OK – careful right here. Something happened under the hood here – and it’s important!
Let’s talk about what just happened when you finally made it to SharePoint error free. The ADFS token based web agent wrote a NT token on the web server and this user (identified by their identity claim) will find and use this same token on subsequent requests to applications on this box for the next 60 minutes.
See where you can run into trouble during initial setup and testing? Let's continue with this example…
Let's assume that when you first accessed the site (successfully) – you had a UPN identity claim and Group Claim A (which mapped to Windows Group A). The agent wrote a token with the SID of Windows Group A on the web server. You then realize you need to test Group Claim B which is associated with Windows Group B. You take all the correct steps necessary – add him to a different group on the account side, log off/log on, test again.
Hmmm – you are still getting the permissions associated with Group Claim/Windows Group A. You start checking your configuration - looking at logs – you see the Group claim B getting passed as it should from the FS-A to the FS-R – but when the user gets to the Web Server – you don’t have the permissions you associated with group claim B.
Now the doubt starts to creep in…Just when you thought you had the hang of this claim thing 😉
You check/double/triple check your configuration – maybe you configure group claim C – same thing! What changed you ask yourself? Trying a different user on the account side probably never occurred to you (I know it never does to me when I’m in this place).
Hopefully you read this (and remember about the NT Token Cache) before you spin your wheels too long with a scenario as I described here. The example I gave above is not the only way you can get in trouble here – It’s just one of the ways.
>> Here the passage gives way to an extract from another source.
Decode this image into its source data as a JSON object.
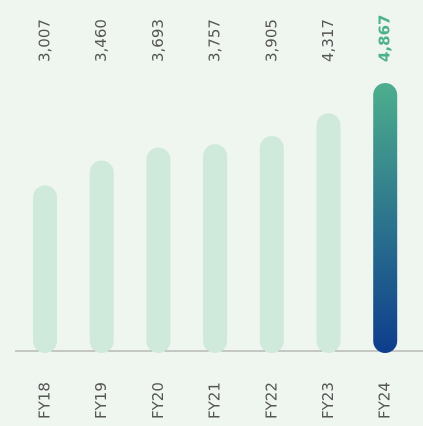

If you enable debug logging on the web server, you will see a message indicating that a cache entry has been found
When you are in the lab and are going to be making changes, testing, then more changes, and more testing – You may want to consider reducing the CacheEntryLifetime to the minimum (1 minute) from the default (60 minutes). To do this – add the following registry values to the web server at this location:
CacheEntryLifetime – dword – 60 decimal
CacheScavengeInterval – dword – 60 decimal
Reboot the server for these changes to take effect.
Now – you can continue your testing without hitting this type of problem. Keep in mind – this is for lab environments only. I have no idea what this would do to a busy production web server from a performance standpoint.
A complete list of all the cache settings is located here
This blog certainly raises some questions (for me anyway) - when I tried to test things to verify and provide more detailed information, I got into a major rat hole…
I’ll follow up with more detailed information like:
- How the debug logs look – how to verify this is what you are hitting
- Shadow account existence – and the account partner “ resource account” setting
I think more detailed items on the subject are needed here. I’m going to put this out for now and build on it later.